Premiers coups de pedales en royaume Khmer.
Lundi 13 février, nous quittons le Vietnam dans la matinée après un dernier café viet bien apprécié. Les passants nous indiquent le poste de frontière situé sur le Mékong où nous devons faire tamponner notre passeport pour la sortie du territoire, puis nous allons rejoindre le poste frontière cambodgien, un peu plus loin sur la route, après un gros dos d’âne de sable.
Arrivés de l’autre côté, les douaniers très gentils nous indiquent de suivre un jeune homme en scooter à qui ils viennent de confier nos passeports. Nous le suivons à travers bois pour rejoindre le petit village au bord du fleuve et le poste de police le plus près pour pouvoir faire notre demande de visas.
Le policier concerné par notre demande arrive sans se presser, et nous prépare nos visas en regardant une série télévisée sur son portable ; en plus, il nous demande 21 dollars chacun, alors que le prix (20 dollars) est écrit en gros au dessus de sa tête !
Une fois les visas collés et tamponnés, nous faisons un tour dans la banque voisine où nous ne pouvons malheureusement pas retirer d’argent.

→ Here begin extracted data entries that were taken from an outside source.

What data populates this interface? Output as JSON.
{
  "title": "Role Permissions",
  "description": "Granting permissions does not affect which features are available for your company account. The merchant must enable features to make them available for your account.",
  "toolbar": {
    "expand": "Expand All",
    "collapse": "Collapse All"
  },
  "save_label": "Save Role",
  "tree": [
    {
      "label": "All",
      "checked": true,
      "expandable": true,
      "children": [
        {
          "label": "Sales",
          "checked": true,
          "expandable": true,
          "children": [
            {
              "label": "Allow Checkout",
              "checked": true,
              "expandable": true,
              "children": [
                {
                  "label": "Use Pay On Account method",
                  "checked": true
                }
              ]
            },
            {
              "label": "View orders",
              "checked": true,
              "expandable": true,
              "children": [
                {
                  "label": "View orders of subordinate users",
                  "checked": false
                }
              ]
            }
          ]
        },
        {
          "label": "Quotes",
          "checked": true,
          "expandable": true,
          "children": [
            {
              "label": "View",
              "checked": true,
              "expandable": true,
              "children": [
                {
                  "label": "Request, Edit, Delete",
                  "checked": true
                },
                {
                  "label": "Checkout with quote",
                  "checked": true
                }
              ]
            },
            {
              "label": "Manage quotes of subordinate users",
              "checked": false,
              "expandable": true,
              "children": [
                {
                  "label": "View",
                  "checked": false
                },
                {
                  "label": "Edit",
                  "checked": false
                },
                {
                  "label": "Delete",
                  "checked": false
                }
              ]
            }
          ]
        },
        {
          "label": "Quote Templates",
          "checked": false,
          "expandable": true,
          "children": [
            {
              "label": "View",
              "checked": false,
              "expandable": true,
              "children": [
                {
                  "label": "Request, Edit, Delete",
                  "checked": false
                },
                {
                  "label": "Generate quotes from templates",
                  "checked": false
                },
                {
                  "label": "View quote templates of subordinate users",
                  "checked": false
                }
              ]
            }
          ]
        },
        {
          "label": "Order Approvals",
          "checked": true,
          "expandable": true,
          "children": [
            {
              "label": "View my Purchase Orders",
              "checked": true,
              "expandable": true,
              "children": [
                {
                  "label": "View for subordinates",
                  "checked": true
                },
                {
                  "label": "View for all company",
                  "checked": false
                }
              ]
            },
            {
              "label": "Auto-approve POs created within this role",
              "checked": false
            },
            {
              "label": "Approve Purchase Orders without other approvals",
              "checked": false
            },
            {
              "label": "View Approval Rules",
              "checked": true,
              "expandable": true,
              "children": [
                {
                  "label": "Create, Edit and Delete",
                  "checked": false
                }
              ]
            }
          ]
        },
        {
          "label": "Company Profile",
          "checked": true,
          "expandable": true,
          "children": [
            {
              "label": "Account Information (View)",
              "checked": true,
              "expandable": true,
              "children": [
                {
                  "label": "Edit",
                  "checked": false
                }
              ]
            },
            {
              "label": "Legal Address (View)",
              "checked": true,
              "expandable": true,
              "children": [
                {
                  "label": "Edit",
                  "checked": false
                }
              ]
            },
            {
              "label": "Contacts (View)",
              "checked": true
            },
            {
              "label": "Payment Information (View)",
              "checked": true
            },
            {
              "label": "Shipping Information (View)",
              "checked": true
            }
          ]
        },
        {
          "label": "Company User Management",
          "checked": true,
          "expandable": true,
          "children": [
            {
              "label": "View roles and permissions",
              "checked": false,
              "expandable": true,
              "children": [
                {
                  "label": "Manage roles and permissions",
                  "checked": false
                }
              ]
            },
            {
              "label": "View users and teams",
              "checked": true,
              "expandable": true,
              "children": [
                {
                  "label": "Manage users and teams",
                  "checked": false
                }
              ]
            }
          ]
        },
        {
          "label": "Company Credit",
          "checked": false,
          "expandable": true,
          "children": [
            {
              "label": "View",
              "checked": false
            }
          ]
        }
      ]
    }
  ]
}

Heureusement, il nous reste quelques dongs et des dollars à changer, ça ira pour les prochains jours !
Nous rencontrons ensuite, en mangeant notre première soupe de noodles cambodgienne (qui ressemble bien à celles d’avant !), un jeune homme qui travaille dans le coin et qui nous donne vite quelques précieux conseils sur son pays. Il nous explique notamment que, contrairement au Vietnam, il est difficile, voire impossible, de trouver des petits hôtels sur la route, et nous conseille donc de demander aux moines à dormir dans les pagodes.
Ecoutant notre copain du jour, nous ne perdons pas de temps et ferons notre première demande le soir même, après avoir pédalé sur une route très sympa bordée de maisons sur pilotis (en prévision du débordement du Mékong lors des moussons), mais très déserte comparée aux routes parcourues auparavant dans le pays voisin, et après avoir pu savourer les premiers sourires cambodgiens.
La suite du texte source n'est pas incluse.